Election cycles push politicians into short-term thinking. Being fiscally responsible for the long term, which requires saying no to popular and sometimes worthy causes, isn’t in most elected officials’ political interest.

That’s what makes the challenge of fully funding public employee pension systems so formidable. As government revenues at all levels continue to tank, the temptation to kick pension funding further down the road — or ignore the cost increases that are coming — can seem overwhelming

But this is a brewing crisis, and it’s being faced by municipal governments as well as the state. Cities throughout Washington have unfunded pension liabilities, a reality that will eventually bite.

To recap: Public employees at the state and local levels are generally covered by one of the many pension plans administered by the state. Two of the oldest and largest are dangerously underfunded, and the state actuary warns that the health of other plans is in jeopardy.

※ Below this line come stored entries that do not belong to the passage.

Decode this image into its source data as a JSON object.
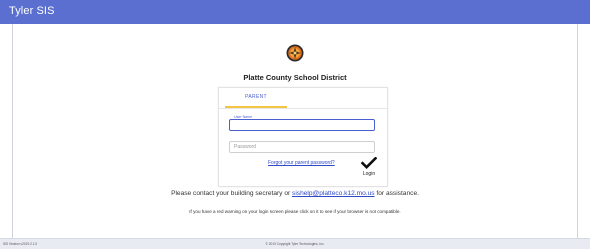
{
  "header": {
    "brand": "Tyler SIS",
    "background": "#5a6fd0"
  },
  "district": {
    "logo_icon": "district-seal-icon",
    "name": "Platte County School District"
  },
  "login": {
    "tabs": [
      {
        "label": "PARENT",
        "active": true
      }
    ],
    "username": {
      "label": "User Name",
      "value": ""
    },
    "password": {
      "placeholder": "Password",
      "value": ""
    },
    "forgot_link": "Forgot your parent password?",
    "login_icon": "checkmark-icon",
    "login_label": "Login"
  },
  "help": {
    "contact_prefix": "Please contact your building secretary or ",
    "contact_email": "sishelp@platteco.k12.mo.us",
    "contact_suffix": " for assistance.",
    "warning": "If you have a red warning on your login screen please click on it to see if your browser is not compatible."
  },
  "footer": {
    "version": "SIS Version v2019.2.1.0",
    "copyright": "© 2019 Copyright Tyler Technologies, Inc."
  },
  "colors": {
    "accent": "#4a5fcf",
    "tab_underline": "#f4c542",
    "link": "#2f4ac8",
    "footer_bg": "#e9ebf3"
  }
}
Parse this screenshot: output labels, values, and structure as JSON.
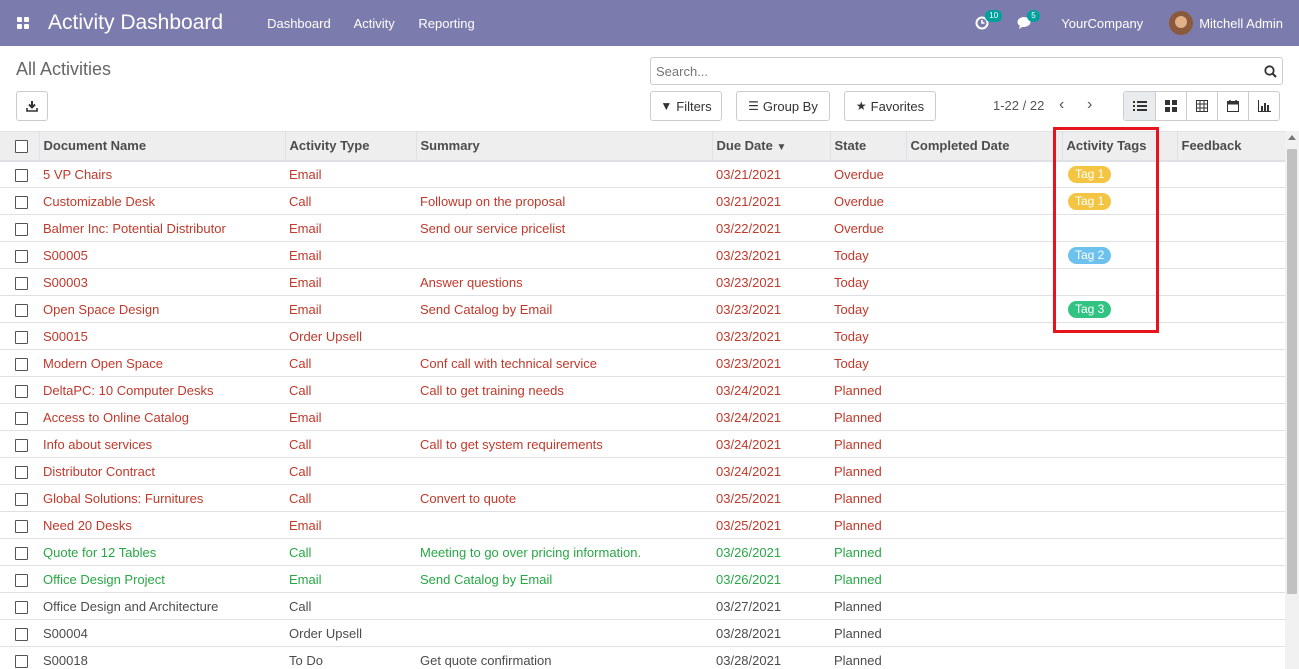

Huge investment losses the past two years are partly to blame, but were largely unavoidable given market conditions. The bigger blame lies in choices made by the Legislature to delay and suspend contributions to pension plans.

Part of the result, the state actuary warns, is that government contributions to these plans will triple over the next six years. That represents a significant hit not just to the state budget, but to county and city governments, who have also seen tax revenues fall dramatically. Most have already cut services, laid off workers or instituted furloughs to make ends meet. And with economists generally agreed that the recovery will be slow and rocky, more tough choices await.

Denying the reality of pension obligations will only make them tougher. There is no easy way out. Pension obligations are legally binding contracts, and they have to be paid one way or another. Before spending on other priorities, cities need to account for those obligations realistically to get a true picture of their fiscal condition.

Just as the federal government cannot continue to borrow against the nation’s future forever, cities that put off their pension obligations are limiting their own opportunities for the future.

For their part, state lawmakers should follow the advice of the state actuary:

  • Contribute to pension plans at recommended levels. Stop kicking the can. We’ve run out of road.
  • Lower the assumed annual return on investments that fund public pension plans from 8 percent to 7.5 percent to reflect new economic realities.
  • Update mortality assumptions to reflect improvements in future lifespans.

    Doing the right thing on pensions may not be popular in the short term, but it’s the only responsible action for the long term. It requires leadership and accountability. Let’s see how many of our elected officials are up to it.